In multi-tenant or shared messaging environments, this weakness can enable data leakage or unintended cross-tenant access if attackers can establish separate connections to the same broker.

CVE-2026-49877 is an “Improper Authorization” vulnerability in the Apache ActiveMQ Web Console. Due to an insecure default Jetty configuration, authenticated low-privilege Web Console users can, by default, access administrative paths under /admin/*.

The default Jetty settings did not restrict these admin endpoints only to users with administrative roles, effectively granting elevated access to non-admin accounts.

A low-privileged user who authenticates to the Web Console can therefore reach critical administrative functions, change settings, or further pivot from the management interface.

Like the other issues, CVE-2026-49877 affects Apache ActiveMQ before 5.19.8 and from 6.0.0 before 6.2.7. This makes it a significant concern for deployments that expose the Web Console for operational use.

Apache recommends that all affected users upgrade immediately to ActiveMQ 6.2.7 or 5.19.8.

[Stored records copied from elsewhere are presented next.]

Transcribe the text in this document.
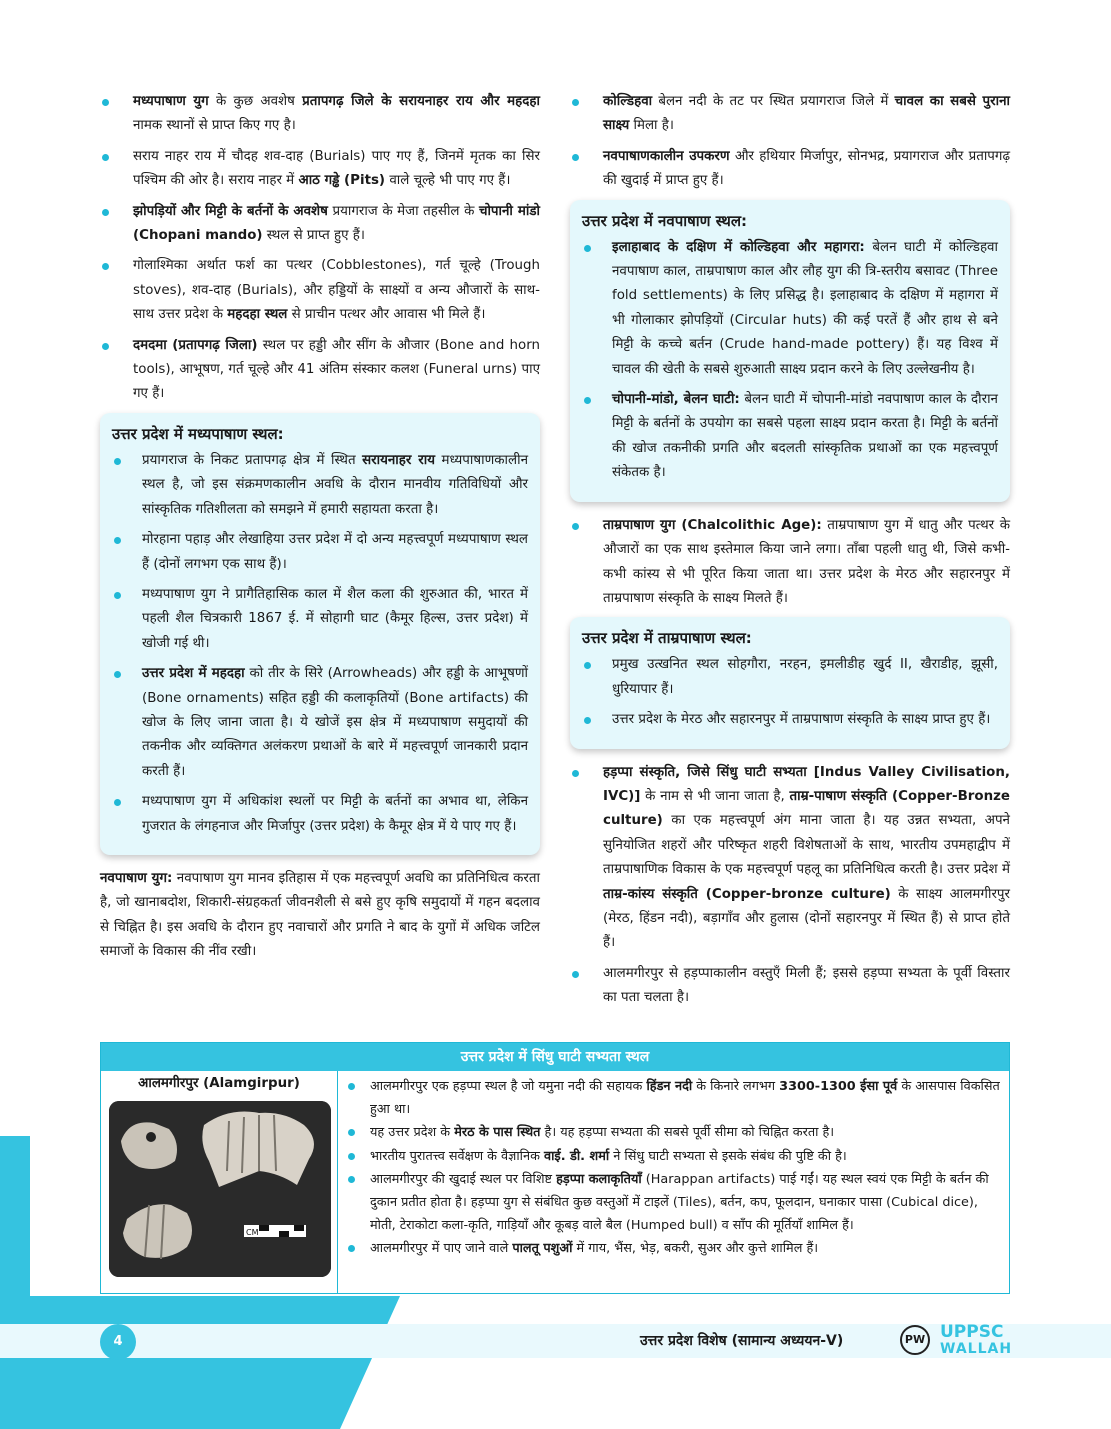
मध्यपाषाण युग के कुछ अवशेष प्रतापगढ़ जिले के सरायनाहर राय और महदहा नामक स्थानों से प्राप्त किए गए है।
सराय नाहर राय में चौदह शव-दाह (Burials) पाए गए हैं, जिनमें मृतक का सिर पश्चिम की ओर है। सराय नाहर में आठ गड्ढे (Pits) वाले चूल्हे भी पाए गए हैं।
झोपड़ियों और मिट्टी के बर्तनों के अवशेष प्रयागराज के मेजा तहसील के चोपानी मांडो (Chopani mando) स्थल से प्राप्त हुए हैं।
गोलाश्मिका अर्थात फर्श का पत्थर (Cobblestones), गर्त चूल्हे (Trough stoves), शव-दाह (Burials), और हड्डियों के साक्ष्यों व अन्य औजारों के साथ-साथ उत्तर प्रदेश के महदहा स्थल से प्राचीन पत्थर और आवास भी मिले हैं।
दमदमा (प्रतापगढ़ जिला) स्थल पर हड्डी और सींग के औजार (Bone and horn tools), आभूषण, गर्त चूल्हे और 41 अंतिम संस्कार कलश (Funeral urns) पाए गए हैं।
उत्तर प्रदेश में मध्यपाषाण स्थल:
प्रयागराज के निकट प्रतापगढ़ क्षेत्र में स्थित सरायनाहर राय मध्यपाषाणकालीन स्थल है, जो इस संक्रमणकालीन अवधि के दौरान मानवीय गतिविधियों और सांस्कृतिक गतिशीलता को समझने में हमारी सहायता करता है।
मोरहाना पहाड़ और लेखाहिया उत्तर प्रदेश में दो अन्य महत्त्वपूर्ण मध्यपाषाण स्थल हैं (दोनों लगभग एक साथ हैं)।
मध्यपाषाण युग ने प्रागैतिहासिक काल में शैल कला की शुरुआत की, भारत में पहली शैल चित्रकारी 1867 ई. में सोहागी घाट (कैमूर हिल्स, उत्तर प्रदेश) में खोजी गई थी।
उत्तर प्रदेश में महदहा को तीर के सिरे (Arrowheads) और हड्डी के आभूषणों (Bone ornaments) सहित हड्डी की कलाकृतियों (Bone artifacts) की खोज के लिए जाना जाता है। ये खोजें इस क्षेत्र में मध्यपाषाण समुदायों की तकनीक और व्यक्तिगत अलंकरण प्रथाओं के बारे में महत्त्वपूर्ण जानकारी प्रदान करती हैं।
मध्यपाषाण युग में अधिकांश स्थलों पर मिट्टी के बर्तनों का अभाव था, लेकिन गुजरात के लंगहनाज और मिर्जापुर (उत्तर प्रदेश) के कैमूर क्षेत्र में ये पाए गए हैं।

नवपाषाण युग: नवपाषाण युग मानव इतिहास में एक महत्त्वपूर्ण अवधि का प्रतिनिधित्व करता है, जो खानाबदोश, शिकारी-संग्रहकर्ता जीवनशैली से बसे हुए कृषि समुदायों में गहन बदलाव से चिह्नित है। इस अवधि के दौरान हुए नवाचारों और प्रगति ने बाद के युगों में अधिक जटिल समाजों के विकास की नींव रखी।

कोल्डिहवा बेलन नदी के तट पर स्थित प्रयागराज जिले में चावल का सबसे पुराना साक्ष्य मिला है।
नवपाषाणकालीन उपकरण और हथियार मिर्जापुर, सोनभद्र, प्रयागराज और प्रतापगढ़ की खुदाई में प्राप्त हुए हैं।
उत्तर प्रदेश में नवपाषाण स्थल:
इलाहाबाद के दक्षिण में कोल्डिहवा और महागरा: बेलन घाटी में कोल्डिहवा नवपाषाण काल, ताम्रपाषाण काल और लौह युग की त्रि-स्तरीय बसावट (Three fold settlements) के लिए प्रसिद्ध है। इलाहाबाद के दक्षिण में महागरा में भी गोलाकार झोपड़ियों (Circular huts) की कई परतें हैं और हाथ से बने मिट्टी के कच्चे बर्तन (Crude hand-made pottery) हैं। यह विश्व में चावल की खेती के सबसे शुरुआती साक्ष्य प्रदान करने के लिए उल्लेखनीय है।
चोपानी-मांडो, बेलन घाटी: बेलन घाटी में चोपानी-मांडो नवपाषाण काल के दौरान मिट्टी के बर्तनों के उपयोग का सबसे पहला साक्ष्य प्रदान करता है। मिट्टी के बर्तनों की खोज तकनीकी प्रगति और बदलती सांस्कृतिक प्रथाओं का एक महत्त्वपूर्ण संकेतक है।
ताम्रपाषाण युग (Chalcolithic Age): ताम्रपाषाण युग में धातु और पत्थर के औजारों का एक साथ इस्तेमाल किया जाने लगा। ताँबा पहली धातु थी, जिसे कभी-कभी कांस्य से भी पूरित किया जाता था। उत्तर प्रदेश के मेरठ और सहारनपुर में ताम्रपाषाण संस्कृति के साक्ष्य मिलते हैं।
उत्तर प्रदेश में ताम्रपाषाण स्थल:
प्रमुख उत्खनित स्थल सोहगौरा, नरहन, इमलीडीह खुर्द II, खैराडीह, झूसी, धुरियापार हैं।
उत्तर प्रदेश के मेरठ और सहारनपुर में ताम्रपाषाण संस्कृति के साक्ष्य प्राप्त हुए हैं।
हड़प्पा संस्कृति, जिसे सिंधु घाटी सभ्यता [Indus Valley Civilisation, IVC)] के नाम से भी जाना जाता है, ताम्र-पाषाण संस्कृति (Copper-Bronze culture) का एक महत्त्वपूर्ण अंग माना जाता है। यह उन्नत सभ्यता, अपने सुनियोजित शहरों और परिष्कृत शहरी विशेषताओं के साथ, भारतीय उपमहाद्वीप में ताम्रपाषाणिक विकास के एक महत्त्वपूर्ण पहलू का प्रतिनिधित्व करती है। उत्तर प्रदेश में ताम्र-कांस्य संस्कृति (Copper-bronze culture) के साक्ष्य आलमगीरपुर (मेरठ, हिंडन नदी), बड़ागाँव और हुलास (दोनों सहारनपुर में स्थित हैं) से प्राप्त होते हैं।
आलमगीरपुर से हड़प्पाकालीन वस्तुएँ मिली हैं; इससे हड़प्पा सभ्यता के पूर्वी विस्तार का पता चलता है।
उत्तर प्रदेश में सिंधु घाटी सभ्यता स्थल
आलमगीरपुर (Alamgirpur)
CM
आलमगीरपुर एक हड़प्पा स्थल है जो यमुना नदी की सहायक हिंडन नदी के किनारे लगभग 3300-1300 ईसा पूर्व के आसपास विकसित हुआ था।
यह उत्तर प्रदेश के मेरठ के पास स्थित है। यह हड़प्पा सभ्यता की सबसे पूर्वी सीमा को चिह्नित करता है।
भारतीय पुरातत्त्व सर्वेक्षण के वैज्ञानिक वाई. डी. शर्मा ने सिंधु घाटी सभ्यता से इसके संबंध की पुष्टि की है।
आलमगीरपुर की खुदाई स्थल पर विशिष्ट हड़प्पा कलाकृतियाँ (Harappan artifacts) पाई गईं। यह स्थल स्वयं एक मिट्टी के बर्तन की दुकान प्रतीत होता है। हड़प्पा युग से संबंधित कुछ वस्तुओं में टाइलें (Tiles), बर्तन, कप, फूलदान, घनाकार पासा (Cubical dice), मोती, टेराकोटा कला-कृति, गाड़ियाँ और कूबड़ वाले बैल (Humped bull) व साँप की मूर्तियाँ शामिल हैं।
आलमगीरपुर में पाए जाने वाले पालतू पशुओं में गाय, भैंस, भेड़, बकरी, सुअर और कुत्ते शामिल हैं।
4	उत्तर प्रदेश विशेष (सामान्य अध्ययन-V)	PW UPPSC
WALLAH
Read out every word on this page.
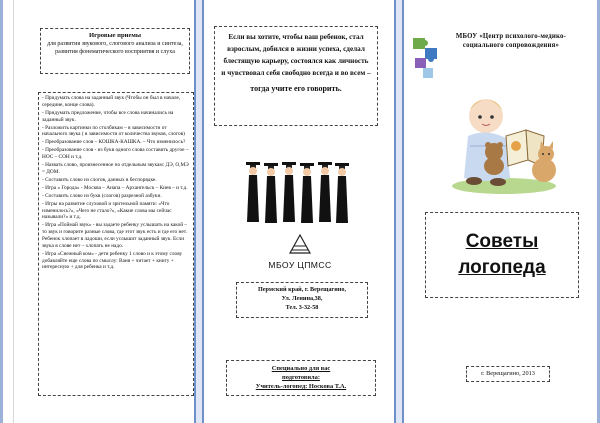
Игровые приемы
для развития звукового, слогового анализа и синтеза, развития фонематического восприятия и слуха
- Придумать слова на заданный звук (Чтобы он был в начале, середине, конце слова).
- Придумать предложение, чтобы все слова начинались на заданный звук.
- Разложить картинки по столбикам – в зависимости от начального звука ( в зависимости от количества звуков, слогов)
- Преобразование слов – КОШКА-КАШКА. – Что изменилось?
- Преобразование слов - из букв одного слова составить другое – НОС – СОН и т.д.
- Назвать слово, произнесенное по отдельным звукам: ДЭ, О,МЭ = ДОМ.
- Составить слово из слогов, данных в беспорядке.
- Игра « Города» - Москва – Анапа – Архангельск – Киев – и т.д.
- Составить слово из букв (слогов) разрезной азбуки.
- Игры на развитие слуховой и зрительной памяти: «Что изменилось?», «Чего не стало?», «Какие слова мы сейчас называли?» и т.д.
- Игра «Поймай звук» - вы задаете ребенку услышать на какой – то звук и говорите разные слова, где этот звук есть и где его нет. Ребенок хлопает в ладоши, если услышит заданный звук. Если звука в слове нет – хлопать не надо.
- Игра «Снежный ком» - дети ребенку 1 слово и к этому слову добавляйте еще слова по смыслу: Ваня + читает + книгу + интересную + для ребенка и т.д.
Если вы хотите, чтобы ваш ребенок, стал взрослым, добился в жизни успеха, сделал блестящую карьеру, состоялся как личность и чувствовал себя свободно всегда и во всем –
тогда учите его говорить.
МБОУ ЦПМСС
Пермский край, г. Верещагино,
Ул. Ленина,38,
Тел. 3-32-58
Специально для вас
подготовила:
Учитель-логопед: Носкова Т.А.
МБОУ «Центр психолого-медико-социального сопровождения»
Советы
логопеда
г. Верещагино, 2013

These releases introduce strict size validation for OpenWire property maps, enforce server-side ownership checks for temporary destinations, and correct default authorization behavior in the Web Console so that /admin/* paths are limited to true administrative users.

Alongside patching, organizations should restrict network access to brokers and consoles, audit roles and permissions, and monitor for abnormal memory usage, unexpected broker crashes, and unauthorized access attempts.